Debate: Bulk vs Packaged

Friday, 30 March, 2018
WineLand - Christiaan Groenewald & Mike Ratcliffe
Bulk wine is the forerunner of many bottled and boxed wines on the shelf. South Africa is a poor country with too much wine to pack, export and market and promote overseas. We simply don’t have the necessary capital.

In most countries wine exports are subsidised and promoted by their governments. This is not the case in South Africa. The so-called “quota” is so regulated and uncertain we can’t rely on it. To bottle or box, and sell or export your wine costs more than the wine itself. When it comes to lower-priced wine the manufacturers of carton, glass, paper and closures make more money than the wine producers so we export more packaging material than wine.

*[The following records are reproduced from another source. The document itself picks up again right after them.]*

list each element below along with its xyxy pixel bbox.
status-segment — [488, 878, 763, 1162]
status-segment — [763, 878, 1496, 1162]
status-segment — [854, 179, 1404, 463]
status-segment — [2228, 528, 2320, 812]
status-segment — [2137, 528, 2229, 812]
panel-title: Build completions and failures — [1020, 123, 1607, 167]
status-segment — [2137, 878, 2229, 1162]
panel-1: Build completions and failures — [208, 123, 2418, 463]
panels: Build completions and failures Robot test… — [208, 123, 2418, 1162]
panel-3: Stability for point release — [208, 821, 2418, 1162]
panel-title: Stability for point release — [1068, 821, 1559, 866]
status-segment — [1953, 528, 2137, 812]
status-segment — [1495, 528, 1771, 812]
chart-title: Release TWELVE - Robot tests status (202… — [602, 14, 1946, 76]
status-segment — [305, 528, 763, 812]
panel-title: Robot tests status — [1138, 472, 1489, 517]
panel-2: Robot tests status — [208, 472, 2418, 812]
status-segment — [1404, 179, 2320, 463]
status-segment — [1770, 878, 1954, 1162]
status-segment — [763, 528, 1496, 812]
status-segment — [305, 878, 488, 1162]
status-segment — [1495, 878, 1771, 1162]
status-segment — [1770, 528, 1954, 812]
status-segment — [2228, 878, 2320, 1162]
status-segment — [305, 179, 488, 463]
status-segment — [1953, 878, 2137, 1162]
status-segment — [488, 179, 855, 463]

Compared with overseas countries, glass in South Africa is expensive. We basically have a glass monopoly in South Africa. When you export wine the shipping cost per container is the same for bulk and bottled wine, but with bulk you can fit in 24 000 litres compared with only about 10 000 litres with bottled wine. If you calculate the cost per litre, bottled wine is therefore more than double the cost of bulk wine.

SA wines have a very small space on the shelves in overseas countries and we’re often listed among “other” countries or producers or occupy the worst place on a shelf. The rand is too weak to be able to pay for marketing or a good place on the shelves.